Under the new framework, companies must obtain monthly export quotas from the Authority for the Regulation and Control of the Market for Strategic Mineral Substances (ARECOMS). Before shipping, they must prepay royalties based on approved volumes and current market prices.
New Quota Rules: Prepayment, Traceability, and Oversight
Exporters are now required to validate their quotas and cobalt quality, secure traceability and conformity certificates, and permit ARECOMS oversight during sampling.
For October and November, ARECOMS has combined prepayments for both months to streamline quota activation. Although allocations have been made, producers are still waiting for final approvals, expected by the end of October.
Neither ARECOMS nor the Ministry of Mines has yet issued a public statement regarding the delay.
Export Limits and Market Impact
ARECOMS has set export caps at 18,125 tonnes for the fourth quarter of 2025 and 77,400 tonnes for 2026. Unused volumes may be rolled over within the same year but will expire at year-end. From 2026 onward, quotas will reset monthly and cannot be carried over.
President Félix Tshisekedi defended the export controls, noting that the freeze had driven cobalt prices up by 92% since March. He described the quota mechanism as “a real lever to influence this strategic market” after years of “predatory practices.”

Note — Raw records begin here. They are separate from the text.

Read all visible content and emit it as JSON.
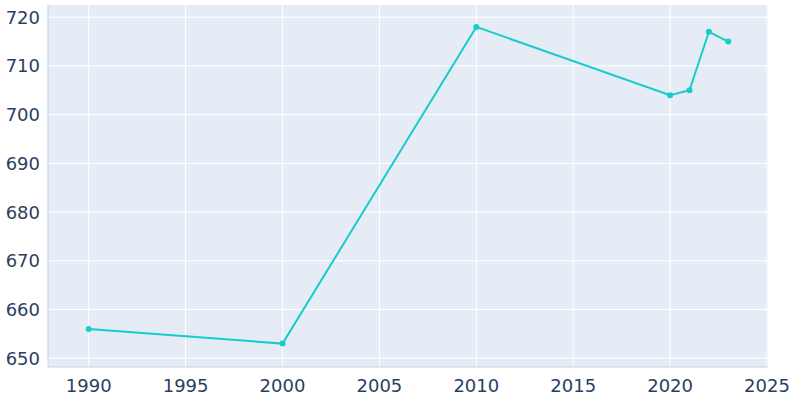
{
  "chart_data": {
    "type": "line",
    "x": [
      1990,
      2000,
      2010,
      2020,
      2021,
      2022,
      2023
    ],
    "values": [
      656,
      653,
      718,
      704,
      705,
      717,
      715
    ],
    "color": "#17cccc",
    "marker": "circle",
    "xlim": [
      1987.9,
      2025.05
    ],
    "ylim": [
      648.2,
      722.5
    ],
    "xticks": [
      1990,
      1995,
      2000,
      2005,
      2010,
      2015,
      2020,
      2025
    ],
    "yticks": [
      650,
      660,
      670,
      680,
      690,
      700,
      710,
      720
    ],
    "grid": true
  }
}
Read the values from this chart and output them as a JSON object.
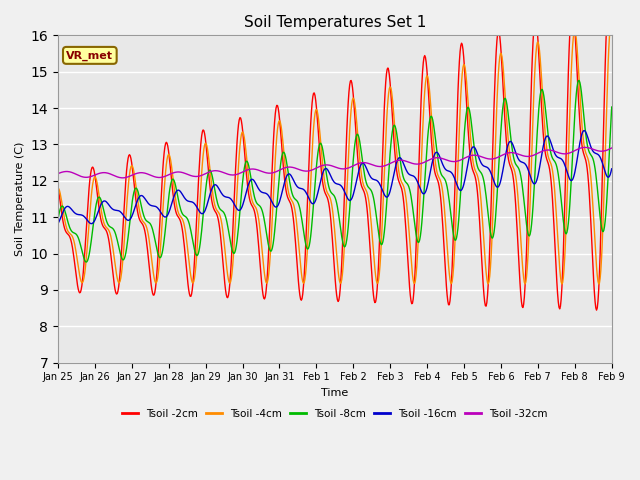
{
  "title": "Soil Temperatures Set 1",
  "xlabel": "Time",
  "ylabel": "Soil Temperature (C)",
  "ylim": [
    7.0,
    16.0
  ],
  "yticks": [
    7.0,
    8.0,
    9.0,
    10.0,
    11.0,
    12.0,
    13.0,
    14.0,
    15.0,
    16.0
  ],
  "xtick_labels": [
    "Jan 25",
    "Jan 26",
    "Jan 27",
    "Jan 28",
    "Jan 29",
    "Jan 30",
    "Jan 31",
    "Feb 1",
    "Feb 2",
    "Feb 3",
    "Feb 4",
    "Feb 5",
    "Feb 6",
    "Feb 7",
    "Feb 8",
    "Feb 9"
  ],
  "series_colors": [
    "#FF0000",
    "#FF8C00",
    "#00BB00",
    "#0000CC",
    "#BB00BB"
  ],
  "series_labels": [
    "Tsoil -2cm",
    "Tsoil -4cm",
    "Tsoil -8cm",
    "Tsoil -16cm",
    "Tsoil -32cm"
  ],
  "legend_label": "VR_met",
  "fig_facecolor": "#F0F0F0",
  "ax_facecolor": "#E8E8E8",
  "grid_color": "#FFFFFF",
  "n_points": 768,
  "title_fontsize": 11
}
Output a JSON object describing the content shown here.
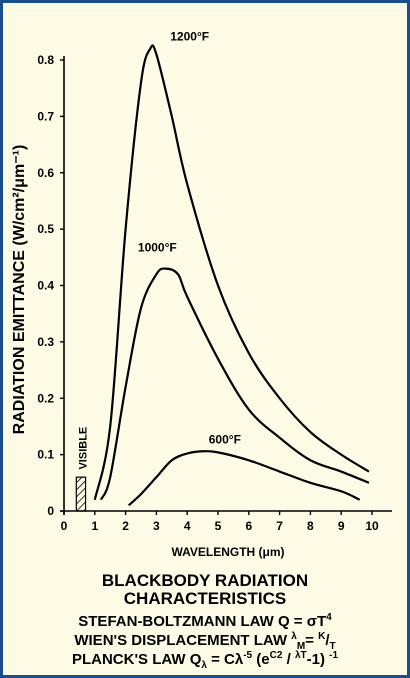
{
  "chart_data": {
    "type": "line",
    "xlabel": "WAVELENGTH (μm)",
    "ylabel": "RADIATION EMITTANCE (W/cm²/μm⁻¹)",
    "xlim": [
      0,
      10
    ],
    "ylim": [
      0,
      0.85
    ],
    "x_ticks": [
      "0",
      "1",
      "2",
      "3",
      "4",
      "5",
      "6",
      "7",
      "8",
      "9",
      "10"
    ],
    "y_ticks": [
      "0",
      "0.1",
      "0.2",
      "0.3",
      "0.4",
      "0.5",
      "0.6",
      "0.7",
      "0.8"
    ],
    "grid": false,
    "series": [
      {
        "name": "1200°F",
        "x": [
          1.0,
          1.5,
          2.0,
          2.5,
          2.8,
          3.0,
          3.5,
          4.0,
          5.0,
          6.0,
          7.0,
          8.0,
          9.0,
          9.9
        ],
        "y": [
          0.02,
          0.15,
          0.5,
          0.76,
          0.82,
          0.81,
          0.7,
          0.58,
          0.4,
          0.28,
          0.2,
          0.14,
          0.1,
          0.07
        ]
      },
      {
        "name": "1000°F",
        "x": [
          1.2,
          1.5,
          2.0,
          2.5,
          3.0,
          3.3,
          3.7,
          4.0,
          5.0,
          6.0,
          7.0,
          8.0,
          9.0,
          9.9
        ],
        "y": [
          0.02,
          0.06,
          0.22,
          0.36,
          0.42,
          0.43,
          0.42,
          0.38,
          0.27,
          0.18,
          0.13,
          0.09,
          0.07,
          0.05
        ]
      },
      {
        "name": "600°F",
        "x": [
          2.1,
          2.5,
          3.0,
          3.5,
          4.0,
          4.5,
          5.0,
          6.0,
          7.0,
          8.0,
          9.0,
          9.6
        ],
        "y": [
          0.01,
          0.03,
          0.06,
          0.09,
          0.102,
          0.106,
          0.104,
          0.09,
          0.07,
          0.05,
          0.035,
          0.02
        ]
      }
    ],
    "annotations": [
      {
        "text": "1200°F"
      },
      {
        "text": "1000°F"
      },
      {
        "text": "600°F"
      },
      {
        "text": "VISIBLE"
      }
    ],
    "visible_band": [
      0.4,
      0.7
    ],
    "visible_height": 0.06
  },
  "caption": {
    "title1": "BLACKBODY RADIATION",
    "title2": "CHARACTERISTICS",
    "stefan": "STEFAN-BOLTZMANN LAW Q = σT",
    "stefan_sup": "4",
    "wien": "WIEN'S DISPLACEMENT LAW ",
    "wien_lm": "λ",
    "wien_m": "M",
    "wien_eq": "= ",
    "wien_k": "K",
    "wien_slash": "/",
    "wien_t": "T",
    "planck": "PLANCK'S LAW Q",
    "planck_sub": "λ",
    "planck_eq": " = Cλ",
    "planck_exp": "-5",
    "planck_paren": " (e",
    "planck_c2": "C",
    "planck_2": "2",
    "planck_div": " / ",
    "planck_lt": "λT",
    "planck_end": "-1) ",
    "planck_end_exp": "-1"
  },
  "colors": {
    "frame": "#1a4e8c",
    "background": "#fdfbe6",
    "line": "#000000"
  }
}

Industry Reactions: Glencore Supports, CMOC Pushes Back
Global mining major Glencore has expressed support for the new quota system, while China Molybdenum (CMOC) has opposed it.
CMOC’s Tenke Fungurume and Kisanfu mines received the largest allocations, with 6,650 tonnes for the last quarter of 2025 and 31,920 tonnes for 2026. Glencore’s Kamoto Copper Company and Mutanda Mining were allocated 3,925 tonnes and 18,840 tonnes, respectively. ARECOMS also retained a 10% strategic allocation for national interests.
Cobalt Prices Surge Amid Continued Delays
Since the export freeze began, cobalt prices have jumped by 90%, rebounding from a nine-year low of $10 per pound in February. Analysts say the DRC’s export restrictions have once again demonstrated the country’s pivotal role in shaping global cobalt prices—a metal essential to the rapidly expanding electric vehicle industry.